Canadian Prime Minister Justin Trudeau announced that Canada is taking steps to become a global leader in the automotive sector by building the “vehicles of tomorrow.”
However, he also accused China of giving itself “an unfair advantage in the global marketplace.”
In response, Canada will impose new tariffs on Chinese electric vehicles (EVs) starting October 1, and additional duties on Chinese steel and aluminum from October 15.
A spokesperson from China’s Commerce Ministry criticized Canada’s actions, stating they “seriously undermine the global economic system and economic and trade rules.”
The spokesperson urged Canada to “immediately correct its erroneous practices.”
China is Canada’s second-largest trading partner, after the United States.
The move follows similar actions by other countries; in May, the US announced it would quadruple its tariffs on Chinese EVs to 100%. The European Union also plans to impose tariffs of up to 36.3% on China-made EVs.

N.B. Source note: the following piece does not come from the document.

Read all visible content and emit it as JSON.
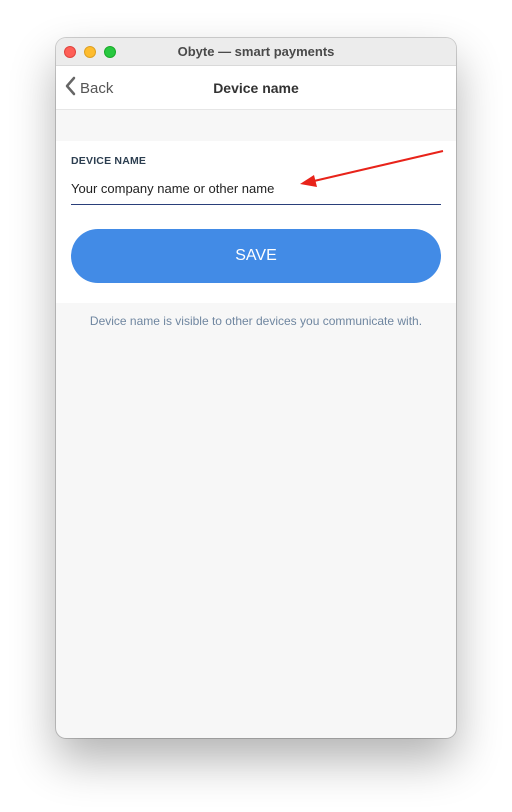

The Canadian tariffs will affect all Chinese-made EVs, including those manufactured by Tesla at its Shanghai factory.
Mark Rainford, a car industry commentator based in China, suggested that Tesla might lobby the Canadian government for exemptions. If unsuccessful, Tesla might consider shifting its Canadian imports to factories in the US or Europe, as Canada is its sixth-largest market this year.
Recently, the EU reduced its planned extra tariffs on China-made Teslas after further investigations requested by Tesla.
While Chinese car brands are still rare in Canada, some companies, like BYD, are beginning to enter the market. China is the world’s largest producer of EVs and has quickly captured a significant share of the global market.
Meanwhile, Canada is actively working to position itself in the global EV industry, securing billion-dollar deals with major European carmakers.